I say Laurie's the only person other than Manhattan to have visited Mars "as far as is known," because a popular fan theory about Watchmen the TV show is that Ozymandias isn't in some castle on Earth at all, but rather is trapped in a prison built for him on Mars by Dr. Manhattan in an effort to keep the genius billionaire from killing further millions of people.
6. She Helped Cover Up The Truth About Ozymandias
Speaking of Ozymandias and his evil plan, Silk Spectre (along with Manhattan, Nite Owl, and Rorschach) is one of the only people on Earth who knows the truth about the squid attack that decimated Manhattan. Although the apparent alien invasion managed to unite humanity and put an end to the Cold War, Laurie knows that it was a hoax perpetrated by businessman Adrian Veidt (aka Ozymandias). When Rorschach refused to keep the truth a secret, Manhattan killed him in order to preserve the peace that Veidt's horrific attack had built. Laurie and Dan also agreed to cover up the truth, becoming complicit in the murder of millions of innocent people.
Before Rorschach died, he left behind a journal detailing Veidt's plan; and although it was ultimately discovered, few believe its authenticity, and a fragile peace has remained in place. Some of those "few" who do believe it, though, are the Seventh Kavalry, who have molded themselves in Rorschach's image.
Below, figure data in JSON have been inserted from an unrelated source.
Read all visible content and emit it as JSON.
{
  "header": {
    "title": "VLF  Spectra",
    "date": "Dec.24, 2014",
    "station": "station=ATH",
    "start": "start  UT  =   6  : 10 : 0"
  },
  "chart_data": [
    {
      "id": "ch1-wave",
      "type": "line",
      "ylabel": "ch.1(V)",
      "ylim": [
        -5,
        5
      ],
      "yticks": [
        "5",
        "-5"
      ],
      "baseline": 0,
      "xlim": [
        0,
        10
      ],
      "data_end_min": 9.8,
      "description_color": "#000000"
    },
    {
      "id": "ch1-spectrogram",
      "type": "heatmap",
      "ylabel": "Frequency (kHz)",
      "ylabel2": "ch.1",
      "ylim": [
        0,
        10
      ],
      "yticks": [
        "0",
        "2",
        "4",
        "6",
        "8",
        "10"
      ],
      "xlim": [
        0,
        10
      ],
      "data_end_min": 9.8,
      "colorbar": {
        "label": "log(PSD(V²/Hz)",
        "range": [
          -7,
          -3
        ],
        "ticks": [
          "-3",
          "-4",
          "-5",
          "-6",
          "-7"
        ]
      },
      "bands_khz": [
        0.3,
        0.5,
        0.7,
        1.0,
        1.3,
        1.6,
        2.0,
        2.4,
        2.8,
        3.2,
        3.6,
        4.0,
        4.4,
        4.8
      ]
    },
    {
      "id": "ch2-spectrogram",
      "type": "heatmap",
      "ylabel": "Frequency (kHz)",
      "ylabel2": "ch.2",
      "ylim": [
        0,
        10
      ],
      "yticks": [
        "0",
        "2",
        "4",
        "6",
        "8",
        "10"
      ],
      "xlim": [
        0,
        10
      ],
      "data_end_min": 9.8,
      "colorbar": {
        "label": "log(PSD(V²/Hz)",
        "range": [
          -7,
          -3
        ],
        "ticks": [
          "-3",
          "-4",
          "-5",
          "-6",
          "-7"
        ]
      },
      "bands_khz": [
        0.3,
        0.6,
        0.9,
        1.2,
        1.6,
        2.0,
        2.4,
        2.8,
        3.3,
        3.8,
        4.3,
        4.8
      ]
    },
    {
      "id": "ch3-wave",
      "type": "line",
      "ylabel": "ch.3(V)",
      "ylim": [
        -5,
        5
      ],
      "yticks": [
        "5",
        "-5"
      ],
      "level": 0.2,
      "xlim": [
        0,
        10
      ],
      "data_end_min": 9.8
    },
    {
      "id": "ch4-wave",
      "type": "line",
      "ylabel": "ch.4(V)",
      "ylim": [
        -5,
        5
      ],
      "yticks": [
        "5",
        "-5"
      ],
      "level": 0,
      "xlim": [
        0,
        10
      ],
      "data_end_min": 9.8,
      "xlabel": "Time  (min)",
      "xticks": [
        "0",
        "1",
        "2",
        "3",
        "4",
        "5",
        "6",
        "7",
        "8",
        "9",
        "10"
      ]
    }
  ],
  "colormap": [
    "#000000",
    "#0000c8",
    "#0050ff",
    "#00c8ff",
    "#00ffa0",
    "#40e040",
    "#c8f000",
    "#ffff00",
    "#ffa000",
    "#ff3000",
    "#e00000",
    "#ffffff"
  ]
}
The toll that keeping such a huge secret for over three decades — and of watching the truth give rise to a new wave of violent fascism that threatens to destabilize the peace she lied to protect — has clearly turned Laurie into an embittered, cynical version of her former self.
7. She Headed Off Into A Life Of Vigilantism
After watching millions murdered by Ozymandias and standing by while Manhattan killed Rorschach, Laurie and Dan gave up their former lives and went into hiding. The last time they're seen in the graphic novel, they're paying a quick visit to Sally, introducing themselves under the fake names of Sam and Sandra Hollis. As they leave Sally's home with her mother encouraging them to have children, Laurie (now Sandra) tells Dan (now Sam) that children can wait: she plans to resume her career as a vigilante… with some changes. She wants to change her name (Silk Spectre is too "girly," she says) and she wants to alter her costume to be more practical — less spandex and more leather, with an identity-obscuring mask.
What came of this renewed career in vigilantism is still unclear… beyond the fact that it apparently led to Dan's imprisonment. Something along the way clearly disillusioned Laurie, turning her against masked vigilantes to the point where she now makes a career out of apprehending and arresting them. She's even distrustful of those like Sister Night who are allowed to disguise their identities while operating under the protection of the law. Something happened to Laurie in the 30 years since the graphic novel ended. But what?
In typical Damon Lindelof fashion, every answer raises even more questions. Fans may have gotten their first glimpse at what became of Silk Spectre after the final pages of Watchmen… but that answer came pre-loaded with plenty more mysteries to keep viewers intrigued for weeks to come.